Look at the SE level of your system and if it is low, then perhaps you have nothing to worry about and can move on. However, if it is at a high or very high level, then I suggest that you re-examine your system design with a higher degree of due diligence regardless of the NPSH margin and the impeller geometry.
When you have pump and system issues and can’t seem to figure it out, look at the SE level and, in conjunction with that data, also consider these additional prediction factors/indicators of pump issues.
- liquid personality: temperature, viscosity and specific gravity
- impeller speed: watch for inlet tip speeds above 75 feet per second (above 100 for sure)
- pipe size suction: typically the size should be one size larger than the pump itself; in some high energy cases, you may want to design even bigger
- fluid velocity suction: looking for less than 10 feet per second at the suction
- pipe geometry (suction side): looking for elbows or components to be far
- from the pump suction nozzle, proposing 10 diameters
- impeller type: dual suction/shaft through the impeller or end suction
- impeller: number of vanes
- impeller vanes: the absence of—or the amount of vane overlap
- impeller: inlet incidence angle and also compare that angle to suction nozzle
- suction specific speed (Nss) and the D2 over D1 ratio
- specific speed (Ns)
- NPSH margin: even with an adequate margin, operating left of the best efficiency point (BEP) can be an issue when the SE is high
- operating point on the curve relative to the BEP
If you have a system that seems plagued with unexplained pump issues, take a look at the SE level. Professional engineer Alan Budris, who is a leading expert in the pump world and a champion of this concept, has successfully corrected system issues for clients when he persuaded end users to change to a different pump (or sometimes simply an impeller change) at a lower level of SE. This is not covered here, but there are additional tools that use the SE and NPSH margin ratios.
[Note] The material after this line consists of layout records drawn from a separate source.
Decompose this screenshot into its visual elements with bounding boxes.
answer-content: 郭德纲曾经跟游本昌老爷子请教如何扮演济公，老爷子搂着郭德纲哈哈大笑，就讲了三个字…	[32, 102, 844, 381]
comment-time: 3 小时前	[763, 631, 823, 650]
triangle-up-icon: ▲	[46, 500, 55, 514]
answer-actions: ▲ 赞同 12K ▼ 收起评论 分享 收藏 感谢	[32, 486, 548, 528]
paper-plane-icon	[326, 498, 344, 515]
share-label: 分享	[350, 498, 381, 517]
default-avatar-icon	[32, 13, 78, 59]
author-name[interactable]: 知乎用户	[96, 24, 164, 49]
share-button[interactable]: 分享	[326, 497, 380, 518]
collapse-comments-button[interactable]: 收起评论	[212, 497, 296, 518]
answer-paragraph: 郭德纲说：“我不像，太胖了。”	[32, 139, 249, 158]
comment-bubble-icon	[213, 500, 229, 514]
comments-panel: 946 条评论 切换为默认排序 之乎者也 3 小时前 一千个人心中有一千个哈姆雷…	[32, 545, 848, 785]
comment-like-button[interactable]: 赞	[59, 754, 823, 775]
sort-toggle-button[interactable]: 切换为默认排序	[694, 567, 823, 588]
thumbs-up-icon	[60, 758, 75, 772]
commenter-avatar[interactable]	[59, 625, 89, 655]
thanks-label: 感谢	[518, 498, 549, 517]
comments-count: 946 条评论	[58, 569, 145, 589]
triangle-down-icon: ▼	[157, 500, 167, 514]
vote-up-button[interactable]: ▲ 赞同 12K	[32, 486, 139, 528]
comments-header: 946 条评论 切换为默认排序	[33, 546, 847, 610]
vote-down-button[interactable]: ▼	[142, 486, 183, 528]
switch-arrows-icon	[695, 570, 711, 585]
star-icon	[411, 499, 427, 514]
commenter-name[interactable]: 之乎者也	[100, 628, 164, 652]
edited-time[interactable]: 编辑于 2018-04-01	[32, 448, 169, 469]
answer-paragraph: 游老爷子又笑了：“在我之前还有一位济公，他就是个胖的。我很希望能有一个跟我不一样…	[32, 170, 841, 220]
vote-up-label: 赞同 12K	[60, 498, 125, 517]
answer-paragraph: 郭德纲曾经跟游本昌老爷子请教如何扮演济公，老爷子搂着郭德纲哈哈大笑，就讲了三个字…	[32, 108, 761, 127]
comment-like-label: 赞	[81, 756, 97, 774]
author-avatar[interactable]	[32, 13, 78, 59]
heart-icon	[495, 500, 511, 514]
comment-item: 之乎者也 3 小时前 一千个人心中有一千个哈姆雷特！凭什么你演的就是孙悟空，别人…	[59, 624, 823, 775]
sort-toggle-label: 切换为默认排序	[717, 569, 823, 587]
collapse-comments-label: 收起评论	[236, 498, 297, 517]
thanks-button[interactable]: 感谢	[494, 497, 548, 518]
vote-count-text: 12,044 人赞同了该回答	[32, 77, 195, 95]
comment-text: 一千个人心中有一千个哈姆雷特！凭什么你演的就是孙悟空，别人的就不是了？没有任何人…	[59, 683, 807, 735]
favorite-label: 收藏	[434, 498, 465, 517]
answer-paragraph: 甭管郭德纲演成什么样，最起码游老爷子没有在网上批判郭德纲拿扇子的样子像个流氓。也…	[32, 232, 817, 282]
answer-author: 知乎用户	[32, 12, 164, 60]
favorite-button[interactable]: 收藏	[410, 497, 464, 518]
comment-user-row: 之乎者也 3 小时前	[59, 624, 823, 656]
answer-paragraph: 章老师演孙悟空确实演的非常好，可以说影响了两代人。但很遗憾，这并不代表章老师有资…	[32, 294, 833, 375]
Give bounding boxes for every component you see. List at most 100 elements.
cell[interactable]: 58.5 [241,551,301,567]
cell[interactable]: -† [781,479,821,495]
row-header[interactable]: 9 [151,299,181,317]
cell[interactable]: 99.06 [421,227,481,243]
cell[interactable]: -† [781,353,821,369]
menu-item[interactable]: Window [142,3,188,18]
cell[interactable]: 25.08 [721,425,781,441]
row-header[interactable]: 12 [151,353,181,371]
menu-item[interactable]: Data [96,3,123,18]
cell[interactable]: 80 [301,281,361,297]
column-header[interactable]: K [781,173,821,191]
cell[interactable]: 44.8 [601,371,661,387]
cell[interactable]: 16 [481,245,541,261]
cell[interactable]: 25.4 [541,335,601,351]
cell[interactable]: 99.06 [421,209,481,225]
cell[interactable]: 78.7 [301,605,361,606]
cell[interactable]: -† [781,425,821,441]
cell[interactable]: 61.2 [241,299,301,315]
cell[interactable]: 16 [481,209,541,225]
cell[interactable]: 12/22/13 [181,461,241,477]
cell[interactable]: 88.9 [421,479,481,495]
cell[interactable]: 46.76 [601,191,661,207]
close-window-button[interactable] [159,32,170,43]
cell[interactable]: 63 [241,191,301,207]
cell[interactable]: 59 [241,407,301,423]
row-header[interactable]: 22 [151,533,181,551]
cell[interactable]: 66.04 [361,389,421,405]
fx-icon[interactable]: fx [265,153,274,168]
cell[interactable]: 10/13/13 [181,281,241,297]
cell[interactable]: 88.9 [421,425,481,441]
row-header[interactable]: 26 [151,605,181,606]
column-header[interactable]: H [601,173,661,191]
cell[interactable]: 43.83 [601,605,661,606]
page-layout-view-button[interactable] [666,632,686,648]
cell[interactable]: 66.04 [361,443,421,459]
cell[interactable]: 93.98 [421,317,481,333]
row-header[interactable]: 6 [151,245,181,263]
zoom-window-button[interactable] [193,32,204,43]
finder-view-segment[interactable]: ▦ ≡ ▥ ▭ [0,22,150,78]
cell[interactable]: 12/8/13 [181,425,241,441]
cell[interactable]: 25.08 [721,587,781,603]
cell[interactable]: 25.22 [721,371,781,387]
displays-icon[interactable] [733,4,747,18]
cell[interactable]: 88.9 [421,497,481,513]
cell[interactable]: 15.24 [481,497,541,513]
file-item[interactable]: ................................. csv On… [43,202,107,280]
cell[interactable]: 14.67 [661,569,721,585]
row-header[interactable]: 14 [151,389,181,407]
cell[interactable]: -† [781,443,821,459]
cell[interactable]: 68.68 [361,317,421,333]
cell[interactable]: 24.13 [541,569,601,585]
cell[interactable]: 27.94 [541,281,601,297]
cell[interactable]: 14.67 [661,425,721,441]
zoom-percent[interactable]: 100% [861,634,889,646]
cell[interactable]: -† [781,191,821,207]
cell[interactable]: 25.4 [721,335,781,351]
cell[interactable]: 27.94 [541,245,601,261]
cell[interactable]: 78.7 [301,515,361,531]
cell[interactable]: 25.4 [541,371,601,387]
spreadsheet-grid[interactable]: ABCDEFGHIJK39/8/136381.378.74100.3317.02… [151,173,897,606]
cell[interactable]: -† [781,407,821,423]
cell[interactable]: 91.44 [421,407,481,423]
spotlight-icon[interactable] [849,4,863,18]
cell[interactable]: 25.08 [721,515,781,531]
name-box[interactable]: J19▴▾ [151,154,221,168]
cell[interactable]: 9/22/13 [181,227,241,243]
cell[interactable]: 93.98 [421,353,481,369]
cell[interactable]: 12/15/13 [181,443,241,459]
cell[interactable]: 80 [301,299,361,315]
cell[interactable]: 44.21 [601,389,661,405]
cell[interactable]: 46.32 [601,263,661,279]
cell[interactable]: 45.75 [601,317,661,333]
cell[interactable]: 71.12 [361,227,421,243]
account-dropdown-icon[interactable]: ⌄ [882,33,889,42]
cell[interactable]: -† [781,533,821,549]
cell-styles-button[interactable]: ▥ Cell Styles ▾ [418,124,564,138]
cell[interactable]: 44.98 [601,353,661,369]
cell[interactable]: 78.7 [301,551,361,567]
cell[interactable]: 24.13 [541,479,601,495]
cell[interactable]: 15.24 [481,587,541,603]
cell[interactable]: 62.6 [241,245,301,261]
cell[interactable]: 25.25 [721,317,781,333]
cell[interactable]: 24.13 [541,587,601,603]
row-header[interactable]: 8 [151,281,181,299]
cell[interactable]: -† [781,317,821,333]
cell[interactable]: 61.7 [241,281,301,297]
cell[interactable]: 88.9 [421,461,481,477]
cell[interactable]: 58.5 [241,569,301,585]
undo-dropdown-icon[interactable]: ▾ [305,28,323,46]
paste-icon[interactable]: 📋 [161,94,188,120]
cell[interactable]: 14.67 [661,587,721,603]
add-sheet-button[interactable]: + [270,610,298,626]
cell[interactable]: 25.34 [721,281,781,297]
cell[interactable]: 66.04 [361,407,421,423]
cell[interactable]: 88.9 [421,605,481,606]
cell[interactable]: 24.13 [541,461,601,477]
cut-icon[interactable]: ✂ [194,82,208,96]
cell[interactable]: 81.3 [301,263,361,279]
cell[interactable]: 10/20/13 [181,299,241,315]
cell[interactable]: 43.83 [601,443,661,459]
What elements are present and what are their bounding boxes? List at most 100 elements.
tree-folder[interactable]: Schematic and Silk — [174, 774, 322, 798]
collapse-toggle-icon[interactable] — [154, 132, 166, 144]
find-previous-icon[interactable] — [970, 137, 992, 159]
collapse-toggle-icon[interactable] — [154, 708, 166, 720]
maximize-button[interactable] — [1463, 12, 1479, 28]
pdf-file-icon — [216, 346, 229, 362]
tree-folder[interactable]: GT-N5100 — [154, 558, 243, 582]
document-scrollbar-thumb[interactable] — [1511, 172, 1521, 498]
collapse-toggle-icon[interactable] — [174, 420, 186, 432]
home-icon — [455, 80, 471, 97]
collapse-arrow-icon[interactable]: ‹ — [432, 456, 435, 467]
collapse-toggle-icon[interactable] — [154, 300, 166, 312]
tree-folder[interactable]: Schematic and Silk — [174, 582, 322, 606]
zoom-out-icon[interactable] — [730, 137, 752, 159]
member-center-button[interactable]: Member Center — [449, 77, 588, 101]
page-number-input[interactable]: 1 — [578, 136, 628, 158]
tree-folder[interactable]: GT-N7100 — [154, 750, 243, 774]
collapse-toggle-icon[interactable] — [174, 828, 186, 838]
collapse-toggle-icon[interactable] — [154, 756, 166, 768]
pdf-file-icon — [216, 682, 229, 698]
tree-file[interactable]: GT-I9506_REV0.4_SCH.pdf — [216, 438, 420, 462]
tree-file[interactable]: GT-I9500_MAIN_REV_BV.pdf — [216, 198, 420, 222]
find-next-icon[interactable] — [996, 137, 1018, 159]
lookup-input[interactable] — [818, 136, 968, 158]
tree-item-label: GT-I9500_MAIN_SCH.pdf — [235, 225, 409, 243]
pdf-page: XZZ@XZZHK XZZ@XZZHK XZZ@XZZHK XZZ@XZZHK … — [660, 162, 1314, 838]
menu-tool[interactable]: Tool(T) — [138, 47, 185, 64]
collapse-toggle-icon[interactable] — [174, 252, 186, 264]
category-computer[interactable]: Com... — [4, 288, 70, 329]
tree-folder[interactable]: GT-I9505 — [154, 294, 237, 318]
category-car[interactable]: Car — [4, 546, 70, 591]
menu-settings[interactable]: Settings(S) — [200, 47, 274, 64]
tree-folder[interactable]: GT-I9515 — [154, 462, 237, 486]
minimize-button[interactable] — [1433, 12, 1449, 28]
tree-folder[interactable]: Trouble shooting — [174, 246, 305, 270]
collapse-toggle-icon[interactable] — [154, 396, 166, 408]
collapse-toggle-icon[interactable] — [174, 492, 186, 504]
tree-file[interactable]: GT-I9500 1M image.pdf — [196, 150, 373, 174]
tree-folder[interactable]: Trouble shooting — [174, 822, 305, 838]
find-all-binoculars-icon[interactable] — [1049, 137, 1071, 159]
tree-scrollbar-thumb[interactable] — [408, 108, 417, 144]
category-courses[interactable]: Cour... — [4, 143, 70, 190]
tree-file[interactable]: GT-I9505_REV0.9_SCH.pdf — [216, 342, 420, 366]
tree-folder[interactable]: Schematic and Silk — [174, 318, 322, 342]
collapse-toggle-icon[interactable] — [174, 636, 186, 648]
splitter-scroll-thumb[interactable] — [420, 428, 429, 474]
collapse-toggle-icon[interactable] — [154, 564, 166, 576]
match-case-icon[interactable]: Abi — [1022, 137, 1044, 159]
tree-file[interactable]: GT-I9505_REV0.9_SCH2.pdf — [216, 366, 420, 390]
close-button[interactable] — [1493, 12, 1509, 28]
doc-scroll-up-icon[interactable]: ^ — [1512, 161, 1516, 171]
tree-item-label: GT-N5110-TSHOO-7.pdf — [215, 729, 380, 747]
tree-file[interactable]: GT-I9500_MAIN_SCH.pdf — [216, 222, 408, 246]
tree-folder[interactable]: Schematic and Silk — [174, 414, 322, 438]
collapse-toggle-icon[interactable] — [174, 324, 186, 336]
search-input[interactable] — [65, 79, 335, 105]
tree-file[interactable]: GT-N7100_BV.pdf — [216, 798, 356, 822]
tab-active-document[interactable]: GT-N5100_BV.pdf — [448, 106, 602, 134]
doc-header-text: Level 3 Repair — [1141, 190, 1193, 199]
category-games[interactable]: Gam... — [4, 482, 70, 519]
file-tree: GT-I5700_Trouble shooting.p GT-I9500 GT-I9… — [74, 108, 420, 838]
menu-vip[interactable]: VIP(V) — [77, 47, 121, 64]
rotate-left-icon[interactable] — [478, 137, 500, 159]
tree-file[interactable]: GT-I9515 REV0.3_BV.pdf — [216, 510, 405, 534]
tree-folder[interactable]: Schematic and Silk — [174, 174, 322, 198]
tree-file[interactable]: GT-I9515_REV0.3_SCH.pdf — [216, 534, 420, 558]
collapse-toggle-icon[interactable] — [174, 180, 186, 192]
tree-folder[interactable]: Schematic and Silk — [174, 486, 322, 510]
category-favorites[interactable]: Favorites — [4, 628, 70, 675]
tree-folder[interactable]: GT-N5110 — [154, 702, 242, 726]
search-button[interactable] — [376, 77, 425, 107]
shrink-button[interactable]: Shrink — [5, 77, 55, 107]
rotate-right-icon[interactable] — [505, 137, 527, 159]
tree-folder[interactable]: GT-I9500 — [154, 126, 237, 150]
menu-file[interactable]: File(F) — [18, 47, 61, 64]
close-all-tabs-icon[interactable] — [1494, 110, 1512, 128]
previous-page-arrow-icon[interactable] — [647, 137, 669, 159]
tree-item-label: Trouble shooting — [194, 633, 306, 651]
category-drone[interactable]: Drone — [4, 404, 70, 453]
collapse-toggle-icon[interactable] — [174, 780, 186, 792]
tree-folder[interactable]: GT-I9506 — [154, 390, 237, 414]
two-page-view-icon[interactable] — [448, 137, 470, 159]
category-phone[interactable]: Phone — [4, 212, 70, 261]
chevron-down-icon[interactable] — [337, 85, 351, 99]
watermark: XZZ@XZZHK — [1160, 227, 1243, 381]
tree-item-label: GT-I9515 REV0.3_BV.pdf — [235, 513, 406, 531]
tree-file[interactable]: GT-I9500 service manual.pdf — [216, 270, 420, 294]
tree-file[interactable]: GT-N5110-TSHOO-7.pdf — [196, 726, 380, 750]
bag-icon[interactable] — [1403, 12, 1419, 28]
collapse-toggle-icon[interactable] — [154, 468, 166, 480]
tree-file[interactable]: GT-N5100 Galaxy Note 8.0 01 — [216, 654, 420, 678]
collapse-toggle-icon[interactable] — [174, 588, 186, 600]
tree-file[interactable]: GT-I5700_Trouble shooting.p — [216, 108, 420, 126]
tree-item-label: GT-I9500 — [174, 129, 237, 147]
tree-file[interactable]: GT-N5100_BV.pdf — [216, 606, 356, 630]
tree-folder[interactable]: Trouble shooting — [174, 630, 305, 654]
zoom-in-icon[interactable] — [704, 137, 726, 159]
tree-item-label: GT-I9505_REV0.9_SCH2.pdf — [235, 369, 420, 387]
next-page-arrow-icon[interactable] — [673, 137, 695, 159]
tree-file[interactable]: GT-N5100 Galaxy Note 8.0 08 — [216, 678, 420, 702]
In a Pumps & Systems article from February 2012, Terry Henshaw, whom I respect deeply, questioned the concept of SE and suggested it was perhaps a flawed concept. Henshaw argued (and I am surely oversimplifying here) that when you algebraically compare the SE formula to NPSH, pump speed and Nss, many aspects (factors) are diminished or even eliminated. I agree with the argument as it was presented. I postulate that maybe there are ranges were SE is more important than in others?
However, my main point for this column is this: When making pump application decisions, the ultimate goal is to win. And just like on the race track from years ago, I want every competitive advantage I can garner.